In order to achieve these potential treatment monitoring benefits without solid tumor tissue, highly sensitive analysis from blood-based CTCs or ctDNA is crucial. Although relatively abundant in late-stage diseases, the amount of tumor burden found in the blood is not close to the number of cells obtainable via tissue biopsy. Most key predictive biomarker tests would need sensitivities at the single-cell level in order to successfully be detected in blood. In a best-case scenario, detection of expression, amplification, and mutation changes requires sensitivities of one tumor cell in 100,000 nucleated blood cells. However, tumor cells are more likely to occur at only 1:1,000,000, or even down to 1:100,000,000 in the total nucleated cell population.

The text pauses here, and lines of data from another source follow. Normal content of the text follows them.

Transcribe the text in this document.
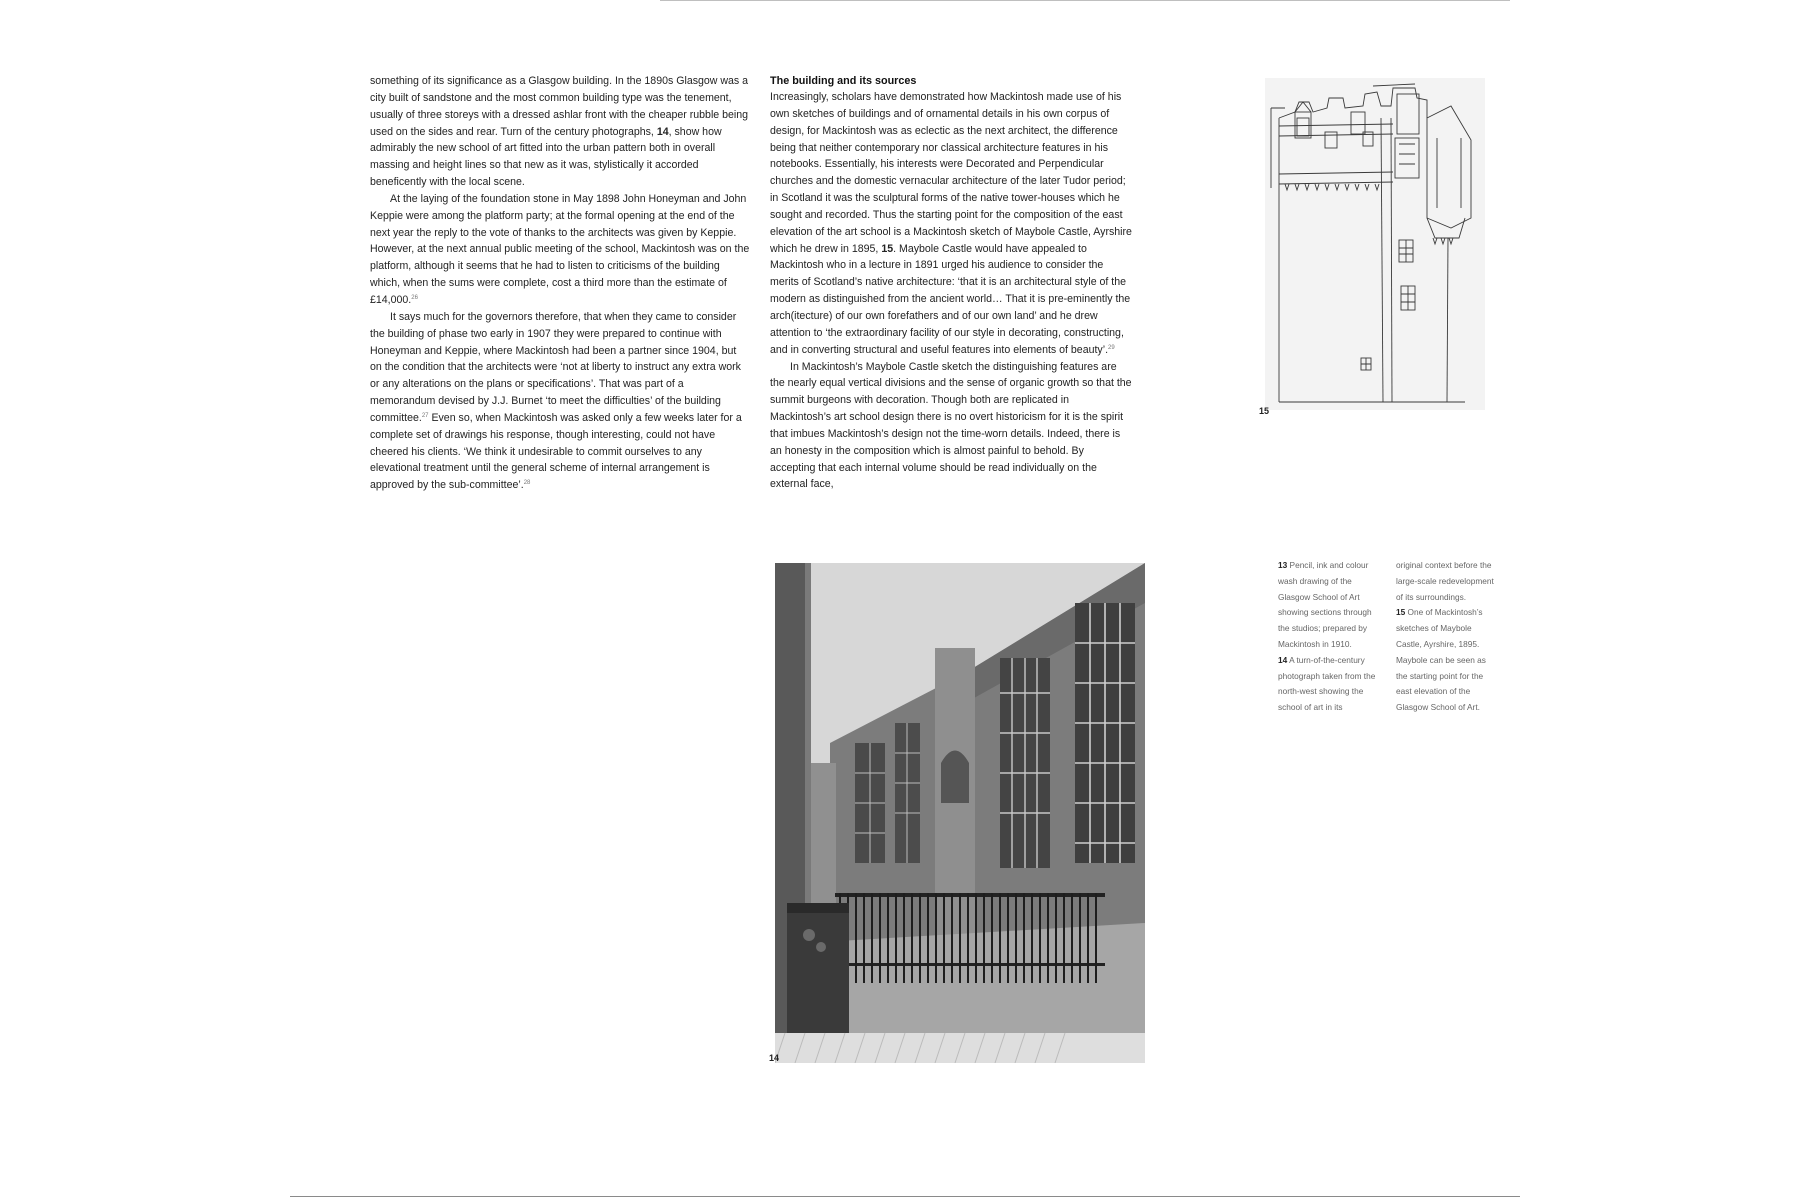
something of its significance as a Glasgow building. In the 1890s Glasgow was a city built of sandstone and the most common building type was the tenement, usually of three storeys with a dressed ashlar front with the cheaper rubble being used on the sides and rear. Turn of the century photographs, 14, show how admirably the new school of art fitted into the urban pattern both in overall massing and height lines so that new as it was, stylistically it accorded beneficently with the local scene.

At the laying of the foundation stone in May 1898 John Honeyman and John Keppie were among the platform party; at the formal opening at the end of the next year the reply to the vote of thanks to the architects was given by Keppie. However, at the next annual public meeting of the school, Mackintosh was on the platform, although it seems that he had to listen to criticisms of the building which, when the sums were complete, cost a third more than the estimate of £14,000.26

It says much for the governors therefore, that when they came to consider the building of phase two early in 1907 they were prepared to continue with Honeyman and Keppie, where Mackintosh had been a partner since 1904, but on the condition that the architects were ‘not at liberty to instruct any extra work or any alterations on the plans or specifications’. That was part of a memorandum devised by J.J. Burnet ‘to meet the difficulties’ of the building committee.$^{27}$ Even so, when Mackintosh was asked only a few weeks later for a complete set of drawings his response, though interesting, could not have cheered his clients. ‘We think it undesirable to commit ourselves to any elevational treatment until the general scheme of internal arrangement is approved by the sub-committee’.$^{28}$

The building and its sources

Increasingly, scholars have demonstrated how Mackintosh made use of his own sketches of buildings and of ornamental details in his own corpus of design, for Mackintosh was as eclectic as the next architect, the difference being that neither contemporary nor classical architecture features in his notebooks. Essentially, his interests were Decorated and Perpendicular churches and the domestic vernacular architecture of the later Tudor period; in Scotland it was the sculptural forms of the native tower-houses which he sought and recorded. Thus the starting point for the composition of the east elevation of the art school is a Mackintosh sketch of Maybole Castle, Ayrshire which he drew in 1895, 15. Maybole Castle would have appealed to Mackintosh who in a lecture in 1891 urged his audience to consider the merits of Scotland’s native architecture: ‘that it is an architectural style of the modern as distinguished from the ancient world… That it is pre-eminently the arch(itecture) of our own forefathers and of our own land’ and he drew attention to ‘the extraordinary facility of our style in decorating, constructing, and in converting structural and useful features into elements of beauty’.$^{29}$

In Mackintosh’s Maybole Castle sketch the distinguishing features are the nearly equal vertical divisions and the sense of organic growth so that the summit burgeons with decoration. Though both are replicated in Mackintosh’s art school design there is no overt historicism for it is the spirit that imbues Mackintosh’s design not the time-worn details. Indeed, there is an honesty in the composition which is almost painful to behold. By accepting that each internal volume should be read individually on the external face,

15
14

13 Pencil, ink and colour wash drawing of the Glasgow School of Art showing sections through the studios; prepared by Mackintosh in 1910.

14 A turn-of-the-century photograph taken from the north-west showing the school of art in its

original context before the large-scale redevelopment of its surroundings.

15 One of Mackintosh’s sketches of Maybole Castle, Ayrshire, 1895. Maybole can be seen as the starting point for the east elevation of the Glasgow School of Art.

Today, for a tissue biopsy, sensitivity rates reach approximately 1:20–1:1,000 at best. Therefore, the shift in sensitivity from tissue biopsy to a liquid biopsy requires significant advances in lab-based technological platforms. This reality does not address the various informatics hurdles that come from managing the wealth of data that is produced from a single biopsy sample. Cutting-edge platforms to extrapolate tumor information from blood-based samples must also be implemented in a manner that proves to be scalable, cost-effective, and reproducible.
Liquid biopsy, combined with personalized therapies, has the potential to transform cancer from a deadly disease to a chronic but manageable one. As newer and more effective therapies reach the market, the need to monitor patients’ cancer-associated molecular profiles on a regular basis is essential. A liquid biopsy enables physicians to appropriately monitor and modify the course of treatment for patients based on their response to therapy. Physicians have the ability to save and extend lives without solid tumor tissue now that diagnostics assessing genetic biomarkers have advanced to a point where meaningful information can be gleaned from a blood-based sample. As the future of cancer treatment becomes increasingly personalized, clinicians will need to carefully consider how liquid biopsies fit into their diagnostic and treatment decisions.
Lyle Arnold serves as Senior Vice President and Chief Scientific Officer for Biocept, Inc. Raaj Trivedi serves as Vice President, Commercial Operations for Biocept.